Lo vidi soffermarsi su uno in particolare. Mi avvicinai. Arrossii all’istante, era il disegno con l’albero e…lui. “Sono io?” chiese ed io annuii rossa per l’imbarazzo. “Non sapeva ancora che eri tu, egocentrico” scherzai.
“Meglio così, almeno ti interesso non solo perché sono il cantante dei Panik, mi avevi in mente anche non conoscendomi” disse quasi tra sé ed io non persi l’occasione di provocarlo offertami su un piatto d’argento. “E chi ti dice che m’interessi?” abbassai la voce per non farmi sentire da Hermet.
Sorrise malizioso, ma lasciò cadere la provocazione.
Hermet uscì, lasciando aperta la porta e sottolineò il concetto “la porta è aperta!”.
Lui si voltò permettendomi di indossare dei vestiti asciutti, grazie al cielo aveva ricominciato a piovere nel momento giusto.
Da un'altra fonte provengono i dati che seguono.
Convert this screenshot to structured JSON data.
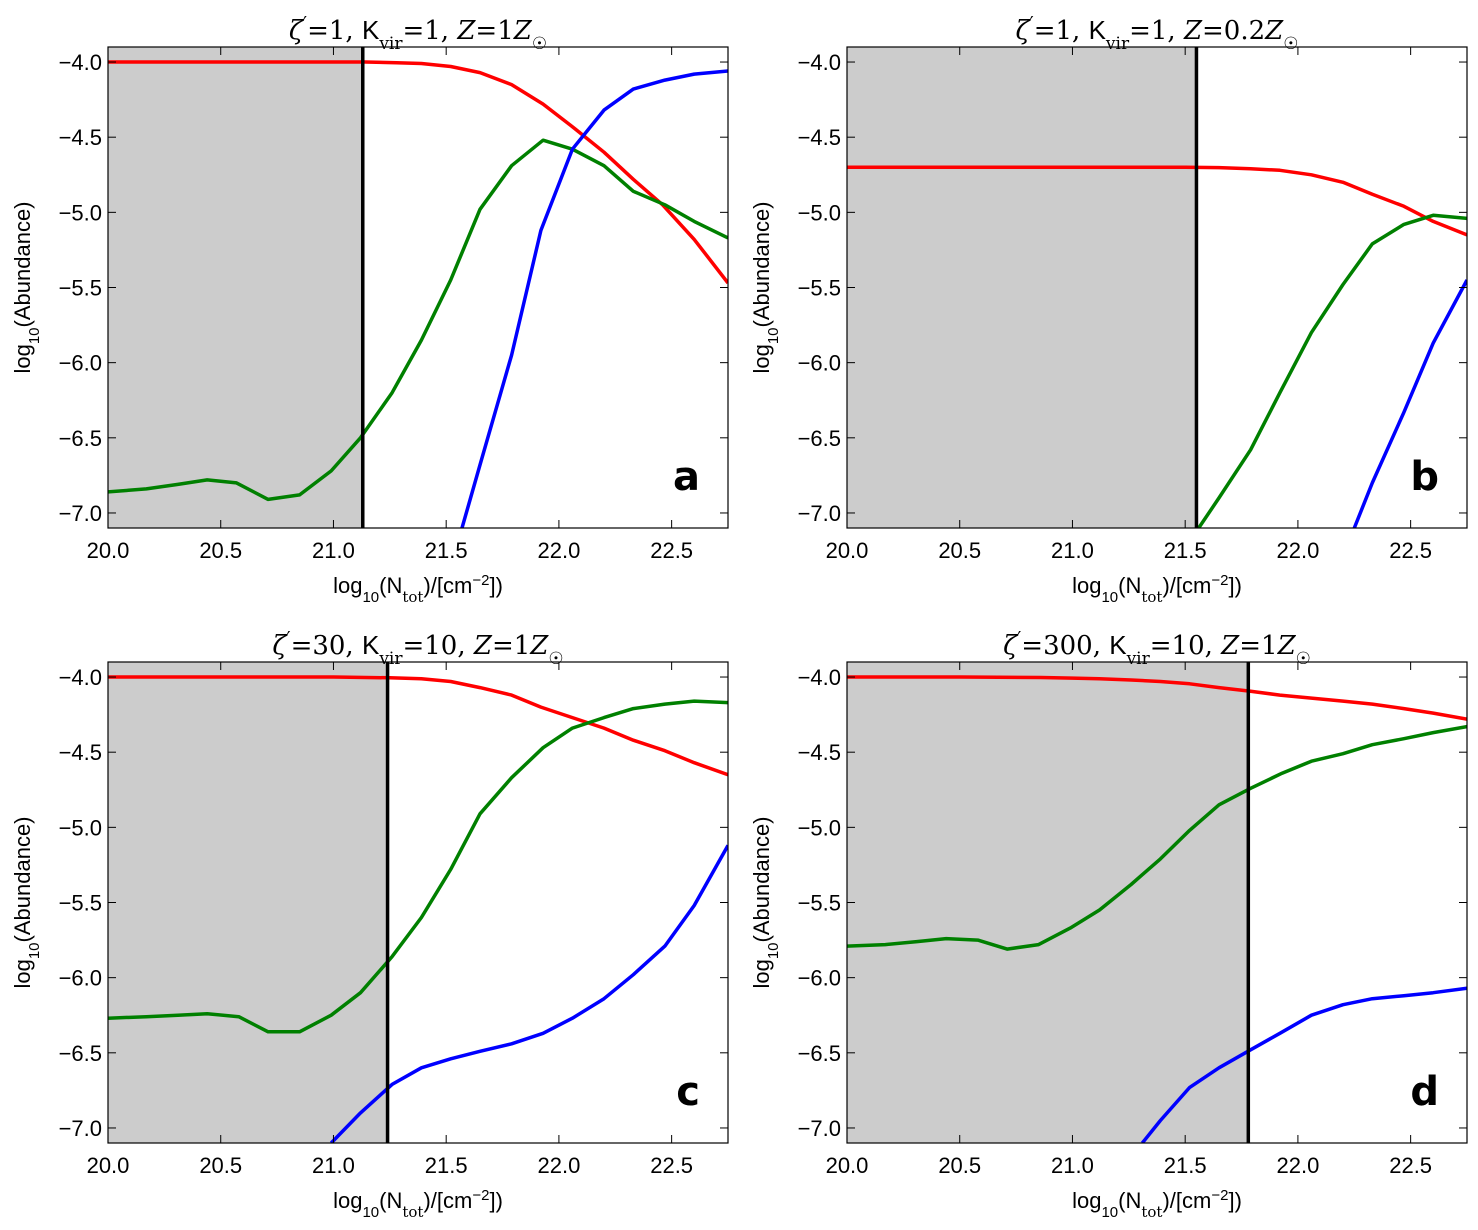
{
  "chart_data": [
    {
      "type": "line",
      "panel": "a",
      "title": "ζ′=1, K_vir=1, Z=1Z☉",
      "title_parts": {
        "zeta": "1",
        "kvir": "1",
        "z": "1"
      },
      "xlabel": "log10(Ntot)/[cm−2])",
      "ylabel": "log10(Abundance)",
      "xlim": [
        20.0,
        22.75
      ],
      "ylim": [
        -7.1,
        -3.9
      ],
      "xticks": [
        "20.0",
        "20.5",
        "21.0",
        "21.5",
        "22.0",
        "22.5"
      ],
      "yticks": [
        "-4.0",
        "-4.5",
        "-5.0",
        "-5.5",
        "-6.0",
        "-6.5",
        "-7.0"
      ],
      "shade_to_x": 21.13,
      "series": [
        {
          "name": "red",
          "color": "#ff0000",
          "x": [
            20.0,
            20.14,
            20.29,
            20.43,
            20.57,
            20.71,
            20.86,
            21.0,
            21.14,
            21.28,
            21.39,
            21.52,
            21.65,
            21.79,
            21.93,
            22.06,
            22.2,
            22.33,
            22.46,
            22.6,
            22.75
          ],
          "y": [
            -4.0,
            -4.0,
            -4.0,
            -4.0,
            -4.0,
            -4.0,
            -4.0,
            -4.0,
            -4.0,
            -4.005,
            -4.01,
            -4.03,
            -4.07,
            -4.15,
            -4.28,
            -4.43,
            -4.6,
            -4.78,
            -4.95,
            -5.18,
            -5.47
          ]
        },
        {
          "name": "green",
          "color": "#008000",
          "x": [
            20.0,
            20.17,
            20.31,
            20.44,
            20.57,
            20.71,
            20.85,
            20.99,
            21.12,
            21.26,
            21.39,
            21.52,
            21.65,
            21.79,
            21.93,
            22.06,
            22.2,
            22.33,
            22.47,
            22.6,
            22.75
          ],
          "y": [
            -6.86,
            -6.84,
            -6.81,
            -6.78,
            -6.8,
            -6.91,
            -6.88,
            -6.72,
            -6.5,
            -6.2,
            -5.85,
            -5.45,
            -4.98,
            -4.69,
            -4.52,
            -4.58,
            -4.69,
            -4.86,
            -4.95,
            -5.06,
            -5.17
          ]
        },
        {
          "name": "blue",
          "color": "#0000ff",
          "x": [
            21.57,
            21.65,
            21.79,
            21.92,
            22.06,
            22.2,
            22.33,
            22.47,
            22.6,
            22.75
          ],
          "y": [
            -7.1,
            -6.68,
            -5.95,
            -5.12,
            -4.58,
            -4.32,
            -4.18,
            -4.12,
            -4.08,
            -4.06
          ]
        }
      ]
    },
    {
      "type": "line",
      "panel": "b",
      "title": "ζ′=1, K_vir=1, Z=0.2Z☉",
      "title_parts": {
        "zeta": "1",
        "kvir": "1",
        "z": "0.2"
      },
      "xlabel": "log10(Ntot)/[cm−2])",
      "ylabel": "log10(Abundance)",
      "xlim": [
        20.0,
        22.75
      ],
      "ylim": [
        -7.1,
        -3.9
      ],
      "xticks": [
        "20.0",
        "20.5",
        "21.0",
        "21.5",
        "22.0",
        "22.5"
      ],
      "yticks": [
        "-4.0",
        "-4.5",
        "-5.0",
        "-5.5",
        "-6.0",
        "-6.5",
        "-7.0"
      ],
      "shade_to_x": 21.55,
      "series": [
        {
          "name": "red",
          "color": "#ff0000",
          "x": [
            20.0,
            20.5,
            21.0,
            21.5,
            21.65,
            21.79,
            21.92,
            22.06,
            22.2,
            22.33,
            22.47,
            22.6,
            22.75
          ],
          "y": [
            -4.7,
            -4.7,
            -4.7,
            -4.7,
            -4.702,
            -4.71,
            -4.72,
            -4.75,
            -4.8,
            -4.88,
            -4.96,
            -5.06,
            -5.15
          ]
        },
        {
          "name": "green",
          "color": "#008000",
          "x": [
            21.56,
            21.65,
            21.79,
            21.92,
            22.06,
            22.2,
            22.33,
            22.47,
            22.6,
            22.75
          ],
          "y": [
            -7.1,
            -6.9,
            -6.58,
            -6.2,
            -5.8,
            -5.48,
            -5.21,
            -5.08,
            -5.02,
            -5.04
          ]
        },
        {
          "name": "blue",
          "color": "#0000ff",
          "x": [
            22.25,
            22.33,
            22.47,
            22.6,
            22.75
          ],
          "y": [
            -7.1,
            -6.8,
            -6.33,
            -5.87,
            -5.45
          ]
        }
      ]
    },
    {
      "type": "line",
      "panel": "c",
      "title": "ζ′=30, K_vir=10, Z=1Z☉",
      "title_parts": {
        "zeta": "30",
        "kvir": "10",
        "z": "1"
      },
      "xlabel": "log10(Ntot)/[cm−2])",
      "ylabel": "log10(Abundance)",
      "xlim": [
        20.0,
        22.75
      ],
      "ylim": [
        -7.1,
        -3.9
      ],
      "xticks": [
        "20.0",
        "20.5",
        "21.0",
        "21.5",
        "22.0",
        "22.5"
      ],
      "yticks": [
        "-4.0",
        "-4.5",
        "-5.0",
        "-5.5",
        "-6.0",
        "-6.5",
        "-7.0"
      ],
      "shade_to_x": 21.24,
      "series": [
        {
          "name": "red",
          "color": "#ff0000",
          "x": [
            20.0,
            20.5,
            21.0,
            21.25,
            21.39,
            21.52,
            21.65,
            21.79,
            21.92,
            22.06,
            22.2,
            22.33,
            22.47,
            22.6,
            22.75
          ],
          "y": [
            -4.0,
            -4.0,
            -4.0,
            -4.005,
            -4.012,
            -4.03,
            -4.07,
            -4.12,
            -4.2,
            -4.27,
            -4.34,
            -4.42,
            -4.49,
            -4.57,
            -4.65
          ]
        },
        {
          "name": "green",
          "color": "#008000",
          "x": [
            20.0,
            20.17,
            20.31,
            20.44,
            20.58,
            20.71,
            20.85,
            20.99,
            21.12,
            21.26,
            21.39,
            21.52,
            21.65,
            21.79,
            21.93,
            22.06,
            22.2,
            22.33,
            22.47,
            22.6,
            22.75
          ],
          "y": [
            -6.27,
            -6.26,
            -6.25,
            -6.24,
            -6.26,
            -6.36,
            -6.36,
            -6.25,
            -6.1,
            -5.86,
            -5.6,
            -5.28,
            -4.91,
            -4.67,
            -4.47,
            -4.34,
            -4.27,
            -4.21,
            -4.18,
            -4.16,
            -4.17
          ]
        },
        {
          "name": "blue",
          "color": "#0000ff",
          "x": [
            20.99,
            21.12,
            21.26,
            21.39,
            21.52,
            21.65,
            21.79,
            21.93,
            22.06,
            22.2,
            22.33,
            22.47,
            22.6,
            22.75
          ],
          "y": [
            -7.1,
            -6.9,
            -6.71,
            -6.6,
            -6.54,
            -6.49,
            -6.44,
            -6.37,
            -6.27,
            -6.14,
            -5.98,
            -5.79,
            -5.52,
            -5.12
          ]
        }
      ]
    },
    {
      "type": "line",
      "panel": "d",
      "title": "ζ′=300, K_vir=10, Z=1Z☉",
      "title_parts": {
        "zeta": "300",
        "kvir": "10",
        "z": "1"
      },
      "xlabel": "log10(Ntot)/[cm−2])",
      "ylabel": "log10(Abundance)",
      "xlim": [
        20.0,
        22.75
      ],
      "ylim": [
        -7.1,
        -3.9
      ],
      "xticks": [
        "20.0",
        "20.5",
        "21.0",
        "21.5",
        "22.0",
        "22.5"
      ],
      "yticks": [
        "-4.0",
        "-4.5",
        "-5.0",
        "-5.5",
        "-6.0",
        "-6.5",
        "-7.0"
      ],
      "shade_to_x": 21.78,
      "series": [
        {
          "name": "red",
          "color": "#ff0000",
          "x": [
            20.0,
            20.5,
            20.86,
            21.0,
            21.12,
            21.26,
            21.39,
            21.52,
            21.65,
            21.79,
            21.92,
            22.06,
            22.2,
            22.33,
            22.47,
            22.6,
            22.75
          ],
          "y": [
            -4.0,
            -4.0,
            -4.003,
            -4.007,
            -4.012,
            -4.02,
            -4.03,
            -4.045,
            -4.07,
            -4.095,
            -4.12,
            -4.14,
            -4.16,
            -4.18,
            -4.21,
            -4.24,
            -4.28
          ]
        },
        {
          "name": "green",
          "color": "#008000",
          "x": [
            20.0,
            20.17,
            20.31,
            20.44,
            20.58,
            20.71,
            20.85,
            20.99,
            21.12,
            21.26,
            21.39,
            21.52,
            21.65,
            21.79,
            21.93,
            22.06,
            22.2,
            22.33,
            22.47,
            22.6,
            22.75
          ],
          "y": [
            -5.79,
            -5.78,
            -5.76,
            -5.74,
            -5.75,
            -5.81,
            -5.78,
            -5.67,
            -5.55,
            -5.38,
            -5.21,
            -5.02,
            -4.85,
            -4.74,
            -4.64,
            -4.56,
            -4.51,
            -4.45,
            -4.41,
            -4.37,
            -4.33
          ]
        },
        {
          "name": "blue",
          "color": "#0000ff",
          "x": [
            21.31,
            21.39,
            21.52,
            21.65,
            21.79,
            21.92,
            22.06,
            22.2,
            22.33,
            22.47,
            22.6,
            22.75
          ],
          "y": [
            -7.1,
            -6.95,
            -6.73,
            -6.6,
            -6.48,
            -6.37,
            -6.25,
            -6.18,
            -6.14,
            -6.12,
            -6.1,
            -6.07
          ]
        }
      ]
    }
  ]
}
“Non sbirciare” sussurrai quasi sperando che non mi sentisse. “Non mi tentare” mi rispose invece lui sottovoce. Il mio cuore galoppò a quelle parole.
Mi stesi sul letto. Lo sentii avvicinarsi. Si chinò su di me e in contemporanea si tolse il cappellino lasciando respirare i capelli, si avvicinò terribilmente alle mie labbra e all’ultimo deviò, baciandomi la guancia. “Buona notte” sussurrò tra i denti, ancora troppo vicino.
Si allontanò ed andò a stendermi.
Aveva giocato, sì.
Ma lui non sapeva che con quel gioco aveva risvegliato il mio essere donna e l’aveva fatto esultare, non sapeva di aver acceso un nuovo bisogno in me, con quel gesto.
Non mi bastava più vederlo, avevo bisogno delle sue parole, avevo bisogno delle sue labbra, avevo bisogno del suo corpo…avevo bisogno di lui.
Avevo voglia di lui.
Una grande e dolorosa voglia di lui.